The Court finds the Complaint is sufficient to survive dismissal at this juncture. The record before the Court, as presently developed, appears additionally to raise the legal question whether Radtke was voluntarily confined or confined in accordance with the provisions of § 632.305. *1052Furthermore, the Court finds Radtke has adequately shown a genuine dispute exists as to whether the relevant relationship between the defendants and Radtke was one of health care providers and recipient; and whether Radtke’s “true claim” relates only to the provision of health care services within that relationship. The Court’s ruling is confined to material in the file that appropriately can be considered in the context of the present motion; it is highly probably that a different result would follow if the record was more fully developed, and appropriately-supported motions were presented. Based upon Radtke’s Complaint, and the pleadings, materials, and arguments that can be considered, given the posture of the case, the motions before the court, and the record as presently developed, the Court concludes neither dismissal nor a grant of summary judgment would be appropriate at this time. The Court will deny the Motions to Dismiss Counts III, IV and VII of Plaintiffs Amended Complaint.
IV. CONCLUSION
Accordingly,
IT IS HEREBY ORDERED that Defendant Arturo Calvo Taca, Jr. M.D.’s (“Taca”) “Motion to Dismiss Counts III, IV and VII of Plaintiffs Amended Complaint” [ECF No. 65] is DENIED.

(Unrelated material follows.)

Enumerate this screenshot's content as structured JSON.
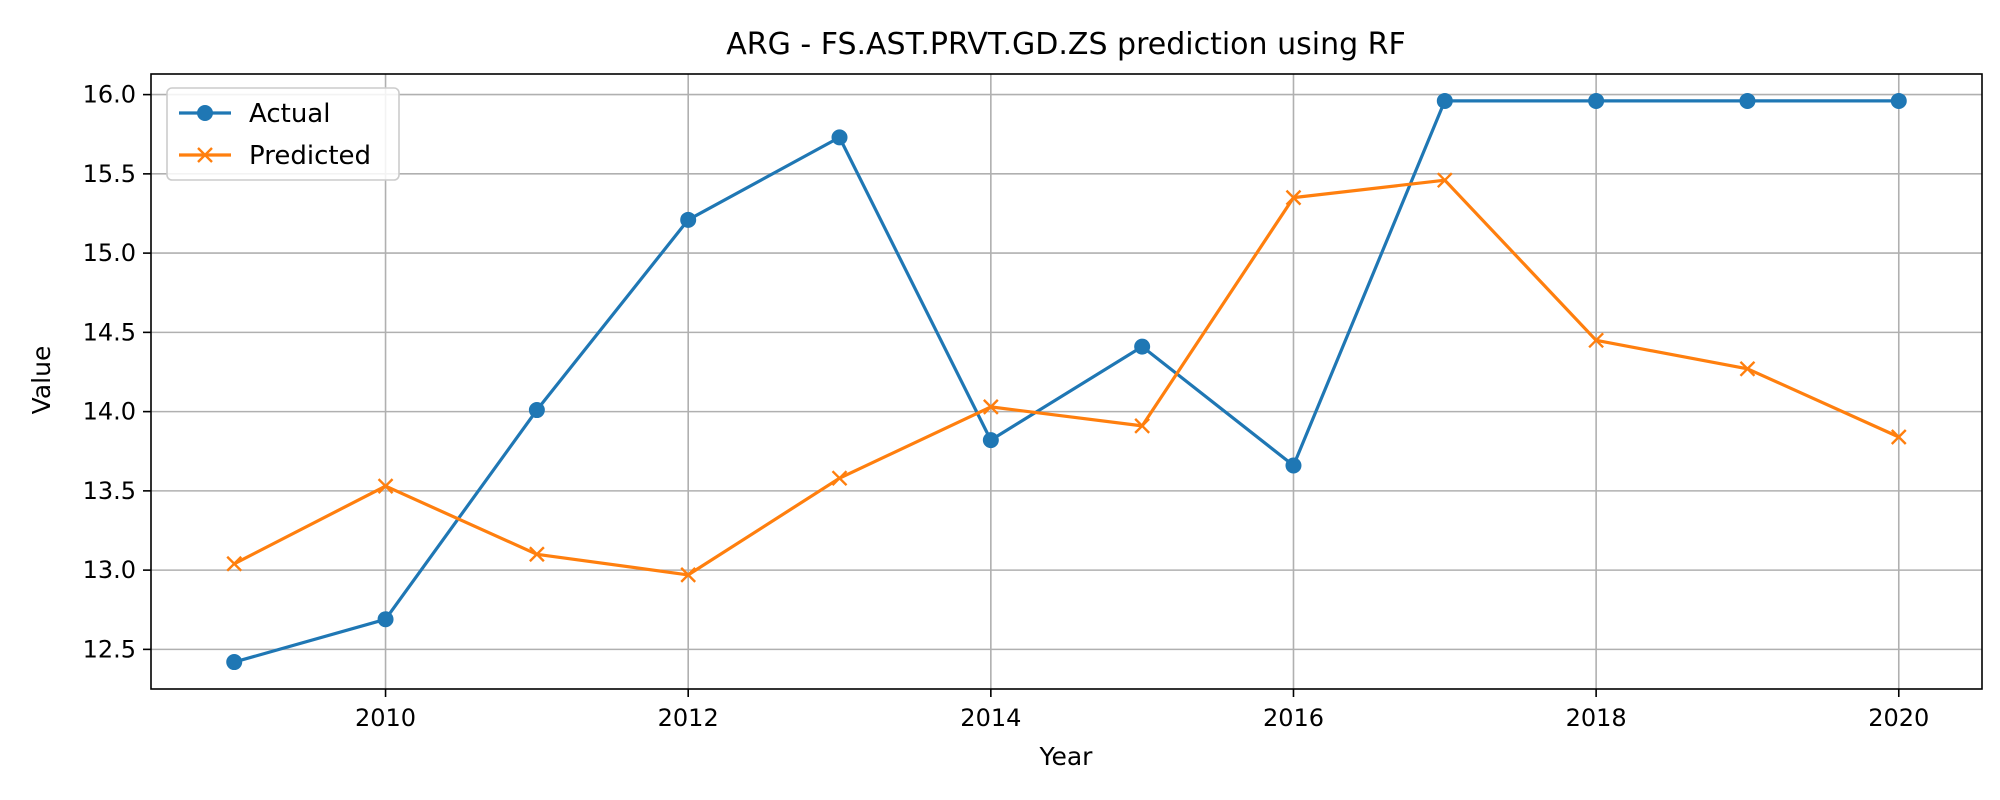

IT IS FURTHER ORDERED that Defendants Mercy Hospitals East Communities’ (“Mercy”) and Rebecca Winzen’s (“Winzen”) “Motion to Dismiss Counts III, IV and VII of Plaintiffs Amended Complaint Against Defendants Winzen and Mercy Health” [ECF No. 68] is DENIED.

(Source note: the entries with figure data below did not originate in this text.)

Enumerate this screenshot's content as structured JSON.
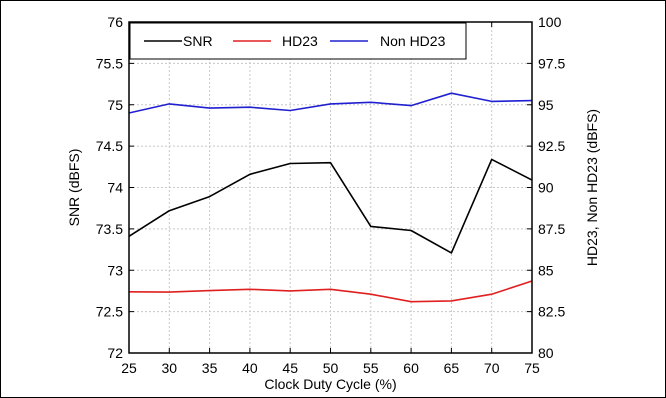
{
  "chart_data": {
    "type": "line",
    "title": "",
    "xlabel": "Clock Duty Cycle (%)",
    "ylabel_left": "SNR (dBFS)",
    "ylabel_right": "HD23, Non HD23 (dBFS)",
    "xlim": [
      25,
      75
    ],
    "ylim_left": [
      72,
      76
    ],
    "ylim_right": [
      80,
      100
    ],
    "grid": true,
    "legend_position": "top",
    "x": [
      25,
      30,
      35,
      40,
      45,
      50,
      55,
      60,
      65,
      70,
      75
    ],
    "x_ticks": [
      "25",
      "30",
      "35",
      "40",
      "45",
      "50",
      "55",
      "60",
      "65",
      "70",
      "75"
    ],
    "y_ticks_left": [
      "72",
      "72.5",
      "73",
      "73.5",
      "74",
      "74.5",
      "75",
      "75.5",
      "76"
    ],
    "y_ticks_right": [
      "80",
      "82.5",
      "85",
      "87.5",
      "90",
      "92.5",
      "95",
      "97.5",
      "100"
    ],
    "series": [
      {
        "name": "SNR",
        "axis": "left",
        "color": "#000000",
        "values": [
          73.41,
          73.72,
          73.89,
          74.16,
          74.29,
          74.3,
          73.53,
          73.48,
          73.21,
          74.34,
          74.09
        ]
      },
      {
        "name": "HD23",
        "axis": "right",
        "color": "#e02020",
        "values": [
          83.7,
          83.68,
          83.77,
          83.85,
          83.75,
          83.85,
          83.55,
          83.1,
          83.15,
          83.55,
          84.35
        ]
      },
      {
        "name": "Non HD23",
        "axis": "right",
        "color": "#2020d0",
        "values": [
          94.5,
          95.05,
          94.8,
          94.85,
          94.65,
          95.05,
          95.15,
          94.95,
          95.7,
          95.2,
          95.25
        ]
      }
    ]
  }
}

. While not determinative to the disposition of the dismissal motions before it, the Court notes defendants alleged in their Answers that Radtke voluntarily agreed to his admission to Mercy. The Court further notes Taca asserted § 632.440 as an affirmative defense. Win-zen and Mercy also claimed civil immunity pursuant to the statute, but their citation apparently contains a typographical error, as it cites to "§ 532.440 R.S.Mo.”